Sufficiently motivated, I hurt myself. I inflicted this pain on myself by lying on my back, drawing my knees up, curling tightly, and slipping my bound hands under my bottom and do
wn the length of my legs. Being naked would usually make this maneuver much easier than it would be clothed, but the friction on my burns more than compensated for the case. It was also impossible to execute without making a great amount of slithery noise. Noise that drew a response in the form of a quick patter of footfalls.
I still couldn’t breathe. It was that fact that had caused the urgency with which I brought my hands from behind my back. I’d hoped the first thing I’d be doing with them was to dig the wire out of the rut it had worn in my neck. Instead, I joined them together at my chest in a prayerful gesture as I came to my knees.
When the man crossing the room came around the island, he came low, arms spread, a knife in his right fist, blade pointing down the length of his forearm, edge facing out. Ready to cut or stab, or catch an incoming blade. An advanced knife-fighting technique.
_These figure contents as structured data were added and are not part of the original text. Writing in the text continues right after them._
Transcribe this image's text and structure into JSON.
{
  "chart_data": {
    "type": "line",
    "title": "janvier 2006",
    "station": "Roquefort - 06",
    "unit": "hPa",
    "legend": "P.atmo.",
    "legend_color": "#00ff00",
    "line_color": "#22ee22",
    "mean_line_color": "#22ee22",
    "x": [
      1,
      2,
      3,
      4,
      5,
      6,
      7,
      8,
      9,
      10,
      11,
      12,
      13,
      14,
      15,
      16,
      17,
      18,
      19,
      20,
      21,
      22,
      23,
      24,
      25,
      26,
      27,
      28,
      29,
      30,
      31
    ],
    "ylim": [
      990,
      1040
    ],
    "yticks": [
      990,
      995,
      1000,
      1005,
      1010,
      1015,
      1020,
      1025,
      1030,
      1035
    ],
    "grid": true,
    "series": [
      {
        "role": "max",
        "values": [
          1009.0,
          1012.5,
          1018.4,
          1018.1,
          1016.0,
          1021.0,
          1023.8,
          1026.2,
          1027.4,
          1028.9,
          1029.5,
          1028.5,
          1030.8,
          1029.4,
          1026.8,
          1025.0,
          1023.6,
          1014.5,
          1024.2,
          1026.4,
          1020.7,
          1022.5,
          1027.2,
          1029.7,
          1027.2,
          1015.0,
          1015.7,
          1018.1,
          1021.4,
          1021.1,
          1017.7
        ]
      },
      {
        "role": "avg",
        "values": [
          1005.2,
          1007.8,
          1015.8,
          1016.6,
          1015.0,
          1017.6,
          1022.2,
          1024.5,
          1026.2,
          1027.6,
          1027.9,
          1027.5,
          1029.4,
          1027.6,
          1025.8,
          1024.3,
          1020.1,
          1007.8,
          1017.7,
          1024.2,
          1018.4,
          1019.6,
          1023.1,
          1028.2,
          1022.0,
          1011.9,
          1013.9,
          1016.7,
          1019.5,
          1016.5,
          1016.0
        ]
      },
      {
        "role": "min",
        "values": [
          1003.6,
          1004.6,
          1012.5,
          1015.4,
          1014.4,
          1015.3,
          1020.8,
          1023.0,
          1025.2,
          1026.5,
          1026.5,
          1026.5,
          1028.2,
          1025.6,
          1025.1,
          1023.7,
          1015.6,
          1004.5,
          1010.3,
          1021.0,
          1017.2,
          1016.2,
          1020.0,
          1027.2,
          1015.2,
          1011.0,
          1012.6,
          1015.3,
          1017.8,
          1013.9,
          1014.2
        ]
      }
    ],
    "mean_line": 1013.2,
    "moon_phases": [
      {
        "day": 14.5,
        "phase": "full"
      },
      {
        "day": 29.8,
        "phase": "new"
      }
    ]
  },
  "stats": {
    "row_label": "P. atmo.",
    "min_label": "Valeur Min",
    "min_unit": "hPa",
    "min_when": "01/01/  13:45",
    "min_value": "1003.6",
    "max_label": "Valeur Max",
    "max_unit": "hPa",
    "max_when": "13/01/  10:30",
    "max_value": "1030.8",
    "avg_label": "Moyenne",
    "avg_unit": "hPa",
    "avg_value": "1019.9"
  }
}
Intimately close, I could see the shadow of him quite well. I’ve no doubt he could see me even better. At sixty, one does not play games with the southern California sun, I’d not had a tan in decades. I was, I daresay, pale as a ghost. With such an excellent target at hand, he attacked, coming closer yet, leading with the blade, a slash that was meant to drive me flopping onto my back as I tried to avoid it. From that position I might scuttle farther away and into the arms of the man by the glass door. A pitiful defense, but reasonable, as the only other option was to fall forward at his feet, fair game for him to drop his knee into the back of my neck and pin me while his friends came to bind me.
I fell forward.
Things went awry for my attacker only when I separated my forearms and exposed the curved blades of the poultry shears I’d been hiding. The shears are made by Wüsthof. Stainless steel, the lower blade has a serrated edge. I’d allowed them to spring open a few centimeters as I brought them down on his right foot. When they sliced through his instep and out his sole, both tips bit into the hardwood floor that extended into the kitchen. Why a man would dress entirely in black but wear white athletic socks is beyond me.